やしお

ふつうの会社員の日記です。

電車のドアの前でがんばってる人

 いっぱい乗り降りする人がいるのに、電車のドアの真ん中に立って、あからさまにぶつかってくる人たちにもめげずにがんばってる人がたまにいる。
 いっぺん電車を降りて脇によければいいのにとみんな怒ってる。降りるとき便利だからっていう自分の都合を優先させてこいつぅ〜ってみんな怒ってる。


 たしかにぼくもいらっとすることはあるけれど、同時に、なんかすごい悲しみにおそわれてつらいのよ。


 学生のころ体育が苦手で、特に球技とかがだめだめだった。
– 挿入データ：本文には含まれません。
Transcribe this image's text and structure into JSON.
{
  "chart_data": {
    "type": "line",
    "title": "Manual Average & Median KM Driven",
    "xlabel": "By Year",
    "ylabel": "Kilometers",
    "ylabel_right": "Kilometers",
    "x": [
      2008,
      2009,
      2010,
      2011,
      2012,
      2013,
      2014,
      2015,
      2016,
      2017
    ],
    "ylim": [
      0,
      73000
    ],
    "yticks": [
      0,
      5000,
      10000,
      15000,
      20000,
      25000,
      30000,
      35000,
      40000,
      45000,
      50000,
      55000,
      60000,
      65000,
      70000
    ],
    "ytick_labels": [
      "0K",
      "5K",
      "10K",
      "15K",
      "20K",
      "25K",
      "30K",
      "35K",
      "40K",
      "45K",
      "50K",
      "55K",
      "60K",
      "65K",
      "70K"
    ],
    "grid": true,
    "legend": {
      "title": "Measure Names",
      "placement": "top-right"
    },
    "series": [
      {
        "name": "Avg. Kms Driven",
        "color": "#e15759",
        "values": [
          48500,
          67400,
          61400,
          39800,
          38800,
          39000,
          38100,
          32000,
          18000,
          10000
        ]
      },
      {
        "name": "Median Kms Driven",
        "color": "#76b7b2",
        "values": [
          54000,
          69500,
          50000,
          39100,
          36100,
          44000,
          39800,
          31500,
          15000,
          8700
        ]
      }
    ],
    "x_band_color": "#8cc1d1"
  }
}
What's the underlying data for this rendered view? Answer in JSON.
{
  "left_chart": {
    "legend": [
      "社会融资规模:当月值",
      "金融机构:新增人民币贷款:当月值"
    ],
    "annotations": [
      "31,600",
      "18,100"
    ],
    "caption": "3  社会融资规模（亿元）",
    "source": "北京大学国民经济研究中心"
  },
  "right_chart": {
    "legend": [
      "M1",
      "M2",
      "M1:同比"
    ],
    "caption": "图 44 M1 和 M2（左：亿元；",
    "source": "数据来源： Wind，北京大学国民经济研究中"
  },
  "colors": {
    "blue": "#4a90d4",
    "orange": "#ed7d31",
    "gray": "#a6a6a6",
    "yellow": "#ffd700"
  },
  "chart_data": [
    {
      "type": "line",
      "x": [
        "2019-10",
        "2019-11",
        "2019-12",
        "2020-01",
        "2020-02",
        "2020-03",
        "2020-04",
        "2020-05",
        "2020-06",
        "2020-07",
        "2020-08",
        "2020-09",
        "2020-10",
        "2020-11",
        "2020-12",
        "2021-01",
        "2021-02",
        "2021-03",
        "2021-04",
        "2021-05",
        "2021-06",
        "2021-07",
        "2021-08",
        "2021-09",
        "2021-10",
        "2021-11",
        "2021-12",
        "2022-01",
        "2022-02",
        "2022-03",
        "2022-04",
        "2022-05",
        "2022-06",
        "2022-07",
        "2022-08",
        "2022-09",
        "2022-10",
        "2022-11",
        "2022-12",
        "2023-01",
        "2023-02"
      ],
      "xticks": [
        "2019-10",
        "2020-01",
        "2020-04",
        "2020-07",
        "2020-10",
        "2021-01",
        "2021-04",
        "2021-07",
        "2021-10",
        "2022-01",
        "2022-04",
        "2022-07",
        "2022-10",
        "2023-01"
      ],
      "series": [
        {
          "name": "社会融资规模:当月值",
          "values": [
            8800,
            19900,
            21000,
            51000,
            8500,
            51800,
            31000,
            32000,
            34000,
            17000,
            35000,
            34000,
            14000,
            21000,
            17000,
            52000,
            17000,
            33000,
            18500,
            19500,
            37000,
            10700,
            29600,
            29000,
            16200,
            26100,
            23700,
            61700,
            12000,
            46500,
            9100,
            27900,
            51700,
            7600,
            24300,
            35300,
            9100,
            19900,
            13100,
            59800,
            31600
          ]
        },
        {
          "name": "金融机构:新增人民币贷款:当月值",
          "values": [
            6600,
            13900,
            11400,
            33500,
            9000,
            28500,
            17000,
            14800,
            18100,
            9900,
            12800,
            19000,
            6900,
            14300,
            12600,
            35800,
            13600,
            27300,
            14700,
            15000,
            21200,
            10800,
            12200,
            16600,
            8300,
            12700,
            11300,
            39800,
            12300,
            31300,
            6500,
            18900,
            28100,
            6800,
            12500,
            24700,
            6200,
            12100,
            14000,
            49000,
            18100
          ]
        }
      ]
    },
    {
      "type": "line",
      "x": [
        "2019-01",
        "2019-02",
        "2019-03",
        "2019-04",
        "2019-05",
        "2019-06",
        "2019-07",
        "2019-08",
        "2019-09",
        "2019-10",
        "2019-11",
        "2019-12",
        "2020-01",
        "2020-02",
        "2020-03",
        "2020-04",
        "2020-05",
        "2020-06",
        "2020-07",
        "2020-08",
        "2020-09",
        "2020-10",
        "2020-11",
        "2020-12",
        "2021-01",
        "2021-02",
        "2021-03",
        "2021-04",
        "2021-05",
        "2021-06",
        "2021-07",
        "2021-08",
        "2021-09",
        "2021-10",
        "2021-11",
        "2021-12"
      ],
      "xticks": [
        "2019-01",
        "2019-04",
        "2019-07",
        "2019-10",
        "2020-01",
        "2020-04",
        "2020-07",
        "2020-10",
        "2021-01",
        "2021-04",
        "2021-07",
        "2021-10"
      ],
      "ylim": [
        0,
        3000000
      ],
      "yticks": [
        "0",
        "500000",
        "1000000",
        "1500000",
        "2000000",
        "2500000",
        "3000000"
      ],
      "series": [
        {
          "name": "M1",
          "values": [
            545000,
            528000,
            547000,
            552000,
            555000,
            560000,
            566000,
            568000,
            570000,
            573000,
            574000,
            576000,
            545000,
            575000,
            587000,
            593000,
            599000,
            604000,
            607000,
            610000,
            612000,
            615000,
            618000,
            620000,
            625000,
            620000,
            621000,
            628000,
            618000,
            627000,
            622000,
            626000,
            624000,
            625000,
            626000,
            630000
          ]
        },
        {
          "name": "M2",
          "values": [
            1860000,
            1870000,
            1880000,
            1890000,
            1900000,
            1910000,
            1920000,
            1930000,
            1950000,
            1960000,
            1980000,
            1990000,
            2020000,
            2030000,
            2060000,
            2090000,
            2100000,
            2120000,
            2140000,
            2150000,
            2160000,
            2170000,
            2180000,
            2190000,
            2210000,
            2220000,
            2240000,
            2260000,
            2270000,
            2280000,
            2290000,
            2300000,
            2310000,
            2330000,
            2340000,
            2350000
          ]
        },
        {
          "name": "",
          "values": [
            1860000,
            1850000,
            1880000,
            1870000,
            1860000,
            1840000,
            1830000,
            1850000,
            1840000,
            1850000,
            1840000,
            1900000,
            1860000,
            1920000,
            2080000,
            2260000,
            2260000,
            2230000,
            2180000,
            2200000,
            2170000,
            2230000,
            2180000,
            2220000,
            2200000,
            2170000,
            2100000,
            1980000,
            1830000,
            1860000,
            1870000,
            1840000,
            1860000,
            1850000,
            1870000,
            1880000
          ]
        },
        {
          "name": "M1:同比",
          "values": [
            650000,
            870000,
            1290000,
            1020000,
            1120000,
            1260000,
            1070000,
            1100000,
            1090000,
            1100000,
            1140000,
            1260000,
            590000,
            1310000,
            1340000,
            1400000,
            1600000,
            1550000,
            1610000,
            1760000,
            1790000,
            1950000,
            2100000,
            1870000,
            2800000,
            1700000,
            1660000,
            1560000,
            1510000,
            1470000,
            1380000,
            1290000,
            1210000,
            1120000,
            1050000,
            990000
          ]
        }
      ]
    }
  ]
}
野球のフライとか自分なりに考えた落下地点に立ってかまえるんだけど、どういうわけか実際の落下地点ははるか後方なんだ。直前になって「あ、ここじゃない!」って気づいて、びよーんってジャンプするんだけど、空にのばしたグローブの上をボールは飛んでっちゃうんだ。
 みんなから見ると(あいつは何をしているんだ?)って感じだったと思う。
 当たり前みたいにできる人たちからすると「何でそうしないんだ」っていらいらするわけ。実際、中学生のとき授業でバスケやっててなんかのミスしたとき、やさしくて頭よくて仲もよかった友達が、ほんのかすかに舌打ちしたのを聞いちゃって心が折れたことある。


 それでドアの前でゆずらずに立ってる人もさ、
(うわっ、人きちゃった、どうしよ、あ、あわっ、あわわ〜)
とかなってるかもしんないじゃん。ぼくらは(脇によければいいじゃん)って簡単に思うけど、意外とそれが簡単じゃない人もいるのかもしんない。
 もっと言えば、ぼくらは当たり前に、全体のことを考えて自分の行動を決めていく、みたいな方針を持てるけど、そうした考え方を身につける契機を持つことができなかった人だっているわけだしね。


 それで、毎日ドスドス人に体をぶつけられながら、わけもわからず心の中でただ世界を呪っているかもしんないドアの前の人のことをおもって、ぼくは静かに涙を流すんだ。電車の中でアラサーのおっさんが静かに泣いてたら変だから、それはイメージで実際には泣いてなくて、ただ白目むいてるだけだけど、なんかつらいなーと思って。


 別にいらいらするのはだめだ、って言ってるわけじゃない。ぼくだっていらっとはするしね。その感情をどうにかしろっていうんじゃない。
 そうしたいらだちを疑いもなしに正しい感情だと思って、表明するのはどうだろう、ってこと。